Symptoms of Idiopathic Pulmonary Fibrosis
People are able to spot idiopathic pulmonary fibrosis with some level of ease. There are two many symptoms that show in almost every case. The first is a dry cough. This cough starts out mild, but continues to get worse. Eventually it becomes coughing fits you are unable to control. The second main symptom is shortness of breath. Like the coughing, this shortness of breath gets worse over time. It tends to start during periods of exercise, then expands through rest periods. There are also some other symptoms that sometimes can occur. These other symptoms include:
- Slow Paced Unintended Weight Loss
- Shallow Rapid Breathing
- Clubbing (Rounding and Widening of the Tips of Fingers and Toes)
- Aching Joints
- Aching Muscles
- General Feeling of Being Unwell
Treatment of Idiopathic Pulmonary Fibrosis
Unfortunately, there is no cure for people with IPF. There are still treatments that can be performed in an effort to improve the quality of life of those who suffer from IPF. This treatment tends to start with medication. One group of medication options works to slow the decline of lung function and avoid the chance of symptoms flaring up painfully for a few days or weeks at a time. The second set of medications are those designed to treat GERD. This keeps stomach acid from getting into the lungs, which can make IPF even worse.

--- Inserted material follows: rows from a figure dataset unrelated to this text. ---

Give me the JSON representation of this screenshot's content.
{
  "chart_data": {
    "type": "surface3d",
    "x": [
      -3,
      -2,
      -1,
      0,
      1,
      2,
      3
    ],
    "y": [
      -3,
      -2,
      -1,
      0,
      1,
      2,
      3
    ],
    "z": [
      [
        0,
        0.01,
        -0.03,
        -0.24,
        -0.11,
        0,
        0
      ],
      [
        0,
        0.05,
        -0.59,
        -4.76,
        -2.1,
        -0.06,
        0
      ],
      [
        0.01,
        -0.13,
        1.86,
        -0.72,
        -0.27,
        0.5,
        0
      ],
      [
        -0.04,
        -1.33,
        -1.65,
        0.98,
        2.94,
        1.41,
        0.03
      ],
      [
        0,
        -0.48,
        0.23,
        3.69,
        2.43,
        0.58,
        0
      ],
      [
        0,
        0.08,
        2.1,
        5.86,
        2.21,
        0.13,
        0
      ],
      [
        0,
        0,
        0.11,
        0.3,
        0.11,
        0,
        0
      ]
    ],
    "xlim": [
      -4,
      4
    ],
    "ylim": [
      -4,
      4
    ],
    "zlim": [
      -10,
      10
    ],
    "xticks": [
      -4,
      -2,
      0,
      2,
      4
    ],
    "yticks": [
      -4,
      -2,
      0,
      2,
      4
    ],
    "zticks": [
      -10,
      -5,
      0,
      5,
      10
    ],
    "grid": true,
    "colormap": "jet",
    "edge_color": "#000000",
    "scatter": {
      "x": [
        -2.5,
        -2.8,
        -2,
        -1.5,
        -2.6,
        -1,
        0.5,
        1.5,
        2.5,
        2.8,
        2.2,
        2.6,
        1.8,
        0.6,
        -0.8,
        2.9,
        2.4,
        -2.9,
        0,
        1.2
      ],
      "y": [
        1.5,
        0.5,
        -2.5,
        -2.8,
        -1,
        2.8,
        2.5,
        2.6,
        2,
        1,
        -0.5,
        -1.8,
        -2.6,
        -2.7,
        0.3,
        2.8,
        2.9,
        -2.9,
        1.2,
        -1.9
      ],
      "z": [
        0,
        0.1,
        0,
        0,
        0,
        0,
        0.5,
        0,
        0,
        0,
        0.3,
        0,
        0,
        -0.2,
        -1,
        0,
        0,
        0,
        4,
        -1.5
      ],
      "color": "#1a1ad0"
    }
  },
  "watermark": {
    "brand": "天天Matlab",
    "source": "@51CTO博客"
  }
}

There are also other treatment methods which can help. Oxygen therapy can improve a person’s ability to exercise with IPF and decreases the general shortness of breath they feel. More severe cases can use ventilator support to help with their breathing. The final option for truly advanced cases of IPF is a full lung transplant. This is a risky transplant, and even when successful, medication will be needed for the remainder of a life to try to minimize the chance of the body rejecting the new lung.